El primer beso llegó sólo unos meses antes de la ceremonia. Miguel Angel
tomó la iniciativa. Le cogió un brazo a Fabrizio y dejó ir sus labios hasta que el
aliento de la otra boca se convirtió en su respiración. La rigidez de Fabrizio, su
evasiva inicial, cedió pronto y el contacto con los labios de su amigo permitió
disfrutar de un sorprendente animal dócil y hambriento. El descubrimiento, la
necesidad de que el arrobo y la excitación se vuelvan permanentes, los animó
a frecuentar las noches y recurrir a calles con el alumbrado eléctrico arruinado,
o a parques solitarios. El vértigo de la situación fue el fermento para decidirse
al cabo de algunas pocas semanas a dar un paso trascendental.

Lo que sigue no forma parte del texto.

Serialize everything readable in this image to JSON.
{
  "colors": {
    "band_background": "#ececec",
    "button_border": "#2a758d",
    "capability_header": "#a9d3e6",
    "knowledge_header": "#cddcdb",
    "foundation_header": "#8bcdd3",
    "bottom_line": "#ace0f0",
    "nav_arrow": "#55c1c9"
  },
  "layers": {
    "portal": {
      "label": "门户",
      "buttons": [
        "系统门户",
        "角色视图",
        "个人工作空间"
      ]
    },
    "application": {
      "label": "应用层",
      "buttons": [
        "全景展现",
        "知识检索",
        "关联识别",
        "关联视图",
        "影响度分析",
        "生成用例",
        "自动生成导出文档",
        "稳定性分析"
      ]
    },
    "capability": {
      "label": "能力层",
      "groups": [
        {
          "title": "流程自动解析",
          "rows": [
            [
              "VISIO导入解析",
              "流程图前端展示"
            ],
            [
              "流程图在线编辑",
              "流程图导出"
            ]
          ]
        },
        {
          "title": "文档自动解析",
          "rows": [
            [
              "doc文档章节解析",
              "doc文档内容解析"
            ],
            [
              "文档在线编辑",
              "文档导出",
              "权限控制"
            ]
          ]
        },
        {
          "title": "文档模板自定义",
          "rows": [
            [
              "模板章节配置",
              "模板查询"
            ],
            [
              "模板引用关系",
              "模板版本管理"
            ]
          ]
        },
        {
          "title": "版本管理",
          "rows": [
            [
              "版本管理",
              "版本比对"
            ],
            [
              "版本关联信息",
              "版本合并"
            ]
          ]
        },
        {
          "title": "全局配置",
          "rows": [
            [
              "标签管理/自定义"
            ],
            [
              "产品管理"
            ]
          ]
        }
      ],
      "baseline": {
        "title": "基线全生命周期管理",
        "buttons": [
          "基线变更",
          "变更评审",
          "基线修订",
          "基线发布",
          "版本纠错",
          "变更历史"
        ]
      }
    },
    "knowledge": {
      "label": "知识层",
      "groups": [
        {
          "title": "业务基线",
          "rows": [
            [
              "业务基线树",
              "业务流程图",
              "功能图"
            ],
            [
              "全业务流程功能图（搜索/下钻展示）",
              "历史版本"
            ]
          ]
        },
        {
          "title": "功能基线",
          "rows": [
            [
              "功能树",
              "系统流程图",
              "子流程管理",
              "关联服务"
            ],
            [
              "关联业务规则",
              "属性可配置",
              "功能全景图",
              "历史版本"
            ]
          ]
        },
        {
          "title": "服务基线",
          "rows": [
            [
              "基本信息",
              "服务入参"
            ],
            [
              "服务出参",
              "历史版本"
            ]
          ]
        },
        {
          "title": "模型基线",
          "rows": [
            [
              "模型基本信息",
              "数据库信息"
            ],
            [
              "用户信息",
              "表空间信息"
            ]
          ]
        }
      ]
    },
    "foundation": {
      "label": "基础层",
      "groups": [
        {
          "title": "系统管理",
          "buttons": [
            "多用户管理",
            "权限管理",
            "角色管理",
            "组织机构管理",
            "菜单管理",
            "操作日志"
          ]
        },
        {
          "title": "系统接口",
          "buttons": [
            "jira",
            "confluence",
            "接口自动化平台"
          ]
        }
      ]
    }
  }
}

La foto era de la tarde en que, en una ceremonia sencilla, sin invitados, frente a
un par de testigos de su plena confianza, se prometieron compartir la vida
juntos. No se trató de una unión legal, menos de una bendición eclesial, pero
para ellos debía tener igual o mayor importancia. Lo fue, en un sentido formal,
pero durante su realización y al finalizar, la sensación que le quedó a Miguel
Angel fue la de un incómodo desconcierto. La idea que lo persiguió fue que
había jurado amar a una fría escultura de yeso que aparentaba ser Fabrizio. La
foto final no fue la imagen que ambos habían planeado por semanas. Fabrizio,
muy serio, aparece apoyado en la baranda de madera del pequeño puente que
adornaba el parque de la Exposición a principios del siglo XX. Miguel Angel, a
su izquierda, intentaba una sonrisa, pero se frustra a medio camino. Nada de
abrazos, menos besos o manos entrelazadas, exigió Fabrizio. No hubo luna de
miel y, a partir de ahí, se inició el descenso. La relación se resquebrajó por
completo. En sólo tres semanas, Miguel Angel había tomado la determinación
de abandonar la universidad.
Hasta el final de sus días, don Manuel negó dicha unión. La supuesta
homosexualidad de su hijo era un tema recurrente para un par de periódicos y
en algunas reuniones con desconocidos atrevidos, pero no le hacía perder el
humor cada vez que emergía. Aclaraba de antemano que su hijo había
heredado un legado forjado por hombres, del cual era absolutamente
consciente; él, decía, está al tanto de las consecuencias que implica la
responsabilidad de administrar los intereses de nuestro negocio. Don Manuel
nunca negó haber conocido al tal Miguel Angel, quien participó alguna vez de
los almuerzos familiares, hasta de alguna fiesta de carnavales seguro, y que
así como apareció un día, se esfumó igual, casi sin que lo notaran. Un buen
muchacho, como cualquier amigo de mi hijo, recalcaba constantemente.
Fabrizio asumió los destinos del negocio familiar al poco tiempo de terminar la
universidad. Don Manuel le dejó todo para irse a vivir a Europa. Incluso la
casona instalada en pleno Centro de Lima. Allí vivió. Ganó prestigio e
incrementó su patrimonio, pero nunca se vio tentado a abandonar al que
llamaba su hogar, a pesar de que los años convirtieron la zona en un tugurio de
automóviles y ambulantes. Las amplias y numerosas habitaciones de la
casona, decía él, tenían su encanto. El eco de las pisadas de las dos
empleadas que transitaban a diferentes horas, el vacío constante, algo de aire
colándose por alguna rendija, todo eso le ayudaba a sobrellevar la pesada
carga que significaba el camino que escogió recorrer.